Pelaporan ini terkait pelanggaran Undang-undang Nomor 5 Tahun 1999 tentang larangan praktik monopoli dan persaingan usaha tidak sehat yang diduga dilanggar oleh BP Batam.
Pasalnya, BP Batam yang belum mampu mengelola sistem penyediaan air minum (SPAM) secara mandiri telah menyelenggarakan proses lelang bagi empat perusahaan, yaitu PT Moya Indonesia, PT Suez Water Treatment Indonesia, PT Pembangunan Perumahan Infrastruktur, dan PT Adhya Tirta Batam (ATB).
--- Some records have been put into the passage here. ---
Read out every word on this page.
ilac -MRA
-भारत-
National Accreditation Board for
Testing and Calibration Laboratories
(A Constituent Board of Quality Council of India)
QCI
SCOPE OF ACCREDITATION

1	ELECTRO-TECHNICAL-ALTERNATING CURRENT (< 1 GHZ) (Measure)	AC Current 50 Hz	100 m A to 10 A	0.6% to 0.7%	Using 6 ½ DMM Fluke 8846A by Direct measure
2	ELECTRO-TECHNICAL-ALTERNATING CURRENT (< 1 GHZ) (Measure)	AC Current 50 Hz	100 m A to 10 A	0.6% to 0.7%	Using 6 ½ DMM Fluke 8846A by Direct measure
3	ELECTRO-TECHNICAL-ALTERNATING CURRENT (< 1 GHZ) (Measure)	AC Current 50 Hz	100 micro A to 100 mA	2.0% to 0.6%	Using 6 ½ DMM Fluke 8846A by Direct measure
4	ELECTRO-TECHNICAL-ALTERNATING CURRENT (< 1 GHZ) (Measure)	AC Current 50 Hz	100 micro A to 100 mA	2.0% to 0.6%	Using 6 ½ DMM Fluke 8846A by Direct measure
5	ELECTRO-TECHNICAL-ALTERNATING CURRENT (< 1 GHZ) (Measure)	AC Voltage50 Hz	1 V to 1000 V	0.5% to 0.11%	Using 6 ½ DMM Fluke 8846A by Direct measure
Namun, pihak ATB mengaku dalam undangan lelang, terdapat persyaratan yang harus ditandatangani oleh PT ATB dengan poin-poin khusus yang dinilai memberatkan PT ATB.
Adapun syarat khusus yang ditetapkan oleh BP Batam dan harus disanggupi PT ATB guna mengikuti proses lelang, seperti yang diungkapkan oleh Presiden Direktur PT ATB, Ir Benny Andrianto Antonius, adalah kewajiban mengikuti kajian dari Badan Pengawasan Keuangan dan Pembangunan (BPKP).
"ATB diberikan syarat khusus, bahwa berkewajiban untuk memenuhi hasil kajian dari BPKP," ujar Benny, Senin (7/9/2020).
Padahal, tambah Benny, kajian BPKP hanya dipenuhi sebagai syarat pengakhiran konsesi saja dan tidak tepat apabila ditetapkan sebagai syarat mengikuti lelang.
Oleh karena itu, pihak PT ATB menilai BP Batam telah menyalahgunakan wewenang dan kekuasaan dalam hal diskriminasi dalam penyelenggaraan lelang Pemilihan Mitra Kerjasama Penyelenggaraan Operasi dan Pemeliharaan Selama Masa Transisi Sistem Penyediaan Air Minum (SPAM) Batam.
"Kita sudah berupaya komunikasi dengan menulis surat keberatan akan prasyarat tersebut, tapi tetap, jawabannya wajib mengikuti syarat khusus apabila ingin mengikuti proses lelang," jelas Benny.